Strafverfahren, Strafanzeige

1 Werden strafbare Handlungen von Zivildienstleistenden bekannt, sind diese dem Bundesamt unverzüglich mitzuteilen; dazu kann ein Schreiben nach Muster Abschnitt C 6, Anlage 1 verwendet werden. Im Bundesamt wird die Abgabe an die zuständige Strafverfolgungsbehörde geprüft (vgl. unter Nr. 2); das Anzeigerecht bzw. die Anzeigepflicht der Dienststelle bleibt unberührt.

Im übrigen wird vom Bundesamt grundsätzlich ein Disziplinarverfahren eingeleitet.

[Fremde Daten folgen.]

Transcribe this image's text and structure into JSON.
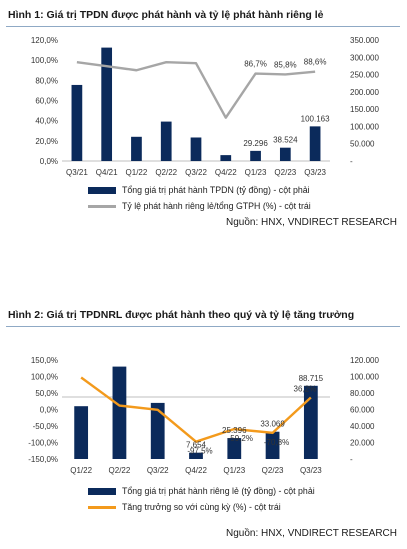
{
  "figures": [
    {
      "title": "Hình 1: Giá trị TPDN được phát hành và tỷ lệ phát hành riêng lẻ",
      "source": "Nguồn: HNX, VNDIRECT RESEARCH",
      "legend": {
        "bars": "Tổng giá trị phát hành TPDN (tỷ đồng) - cột phải",
        "line": "Tỷ lệ phát hành riêng lẻ/tổng GTPH (%) - cột trái"
      },
      "colors": {
        "bar": "#0b2a5b",
        "line": "#a6a6a6"
      }
    },
    {
      "title": "Hình 2: Giá trị TPDNRL được phát hành theo quý và tỷ lệ tăng trưởng",
      "source": "Nguồn: HNX, VNDIRECT RESEARCH",
      "legend": {
        "bars": "Tổng giá trị phát hành riêng lẻ (tỷ đồng) - cột phải",
        "line": "Tăng trưởng so với cùng kỳ (%) - cột trái"
      },
      "colors": {
        "bar": "#0b2a5b",
        "line": "#f39a1c"
      }
    }
  ],
  "chart_data": [
    {
      "type": "bar",
      "categories": [
        "Q3/21",
        "Q4/21",
        "Q1/22",
        "Q2/22",
        "Q3/22",
        "Q4/22",
        "Q1/23",
        "Q2/23",
        "Q3/23"
      ],
      "series": [
        {
          "name": "Tổng giá trị phát hành TPDN (tỷ đồng) - cột phải",
          "type": "bar",
          "axis": "right",
          "values": [
            220000,
            328000,
            70000,
            114000,
            68000,
            17000,
            29296,
            38524,
            100163
          ]
        },
        {
          "name": "Tỷ lệ phát hành riêng lẻ/tổng GTPH (%) - cột trái",
          "type": "line",
          "axis": "left",
          "values": [
            98.0,
            94.0,
            90.0,
            98.0,
            97.0,
            43.0,
            86.7,
            85.8,
            88.6
          ]
        }
      ],
      "data_labels": [
        {
          "index": 6,
          "bar": "29.296",
          "line": "86,7%"
        },
        {
          "index": 7,
          "bar": "38.524",
          "line": "85,8%"
        },
        {
          "index": 8,
          "bar": "100.163",
          "line": "88,6%"
        }
      ],
      "y_left": {
        "min": 0,
        "max": 120,
        "step": 20,
        "ticks": [
          "0,0%",
          "20,0%",
          "40,0%",
          "60,0%",
          "80,0%",
          "100,0%",
          "120,0%"
        ]
      },
      "y_right": {
        "min": 0,
        "max": 350000,
        "step": 50000,
        "ticks": [
          "-",
          "50.000",
          "100.000",
          "150.000",
          "200.000",
          "250.000",
          "300.000",
          "350.000"
        ]
      },
      "grid": false,
      "legend_position": "bottom"
    },
    {
      "type": "bar",
      "categories": [
        "Q1/22",
        "Q2/22",
        "Q3/22",
        "Q4/22",
        "Q1/23",
        "Q2/23",
        "Q3/23"
      ],
      "series": [
        {
          "name": "Tổng giá trị phát hành riêng lẻ (tỷ đồng) - cột phải",
          "type": "bar",
          "axis": "right",
          "values": [
            64000,
            112000,
            68000,
            7654,
            25396,
            33069,
            88715
          ]
        },
        {
          "name": "Tăng trưởng so với cùng kỳ (%) - cột trái",
          "type": "line",
          "axis": "left",
          "values": [
            97.0,
            12.0,
            -1.0,
            -97.5,
            -59.2,
            -70.8,
            36.2
          ]
        }
      ],
      "data_labels": [
        {
          "index": 3,
          "bar": "7.654",
          "line": "-97,5%"
        },
        {
          "index": 4,
          "bar": "25.396",
          "line": "-59,2%"
        },
        {
          "index": 5,
          "bar": "33.069",
          "line": "-70,8%"
        },
        {
          "index": 6,
          "bar": "88.715",
          "line": "36,2%"
        }
      ],
      "y_left": {
        "min": -150,
        "max": 150,
        "step": 50,
        "ticks": [
          "-150,0%",
          "-100,0%",
          "-50,0%",
          "0,0%",
          "50,0%",
          "100,0%",
          "150,0%"
        ]
      },
      "y_right": {
        "min": 0,
        "max": 120000,
        "step": 20000,
        "ticks": [
          "-",
          "20.000",
          "40.000",
          "60.000",
          "80.000",
          "100.000",
          "120.000"
        ]
      },
      "grid": false,
      "legend_position": "bottom"
    }
  ]
}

2 Besteht der Verdacht, daß ein Dienstvergehen eine Straftat ist, gibt der Disziplinarvorgesetzte im Bundesamt die Sache an die zuständige Strafverfolgungsbehörde (Staatsanwaltschaft) ab, wenn dies

  • zur Aufrechterhaltung des Dienstbetriebes (z.B. Nichtbefolgen einer dienstlichen Anordnung durch Auflehnung mit Wort oder Tat § 54 Abs. 1 Nr. 1 ZDG - oder Wiederholung - § 54 Abs. 1 Nr. 2 ZDG -); tätlicher Angriff auf einen Vorgesetzten; Arbeitsverweigerung oder das Ansehen des Zivildienstes (z.B. Mißhandlung Betreuter, Unterschlagung dienstlich anvertrauter Gelder) oder
  • wegen der Art der Tat (z.B. Straftaten gegen die sexuelle Selbstbestimmung, Verstöße gegen das Betäubungsmittelgesetz, schwere Körperverletzung) der Schwere des Unrechts (z.B. Dienstflucht) oder der Schwere der Schuld (z.B. mit Überlegung ausgeführte schwere Straftat im Gegensatz zu Kurzschlußhandlung) erforderlich ist.

Das Abgaberecht und die Abgabepflicht ergeben sich aus §§ 58 a Abs. 2, 62 a ZDG.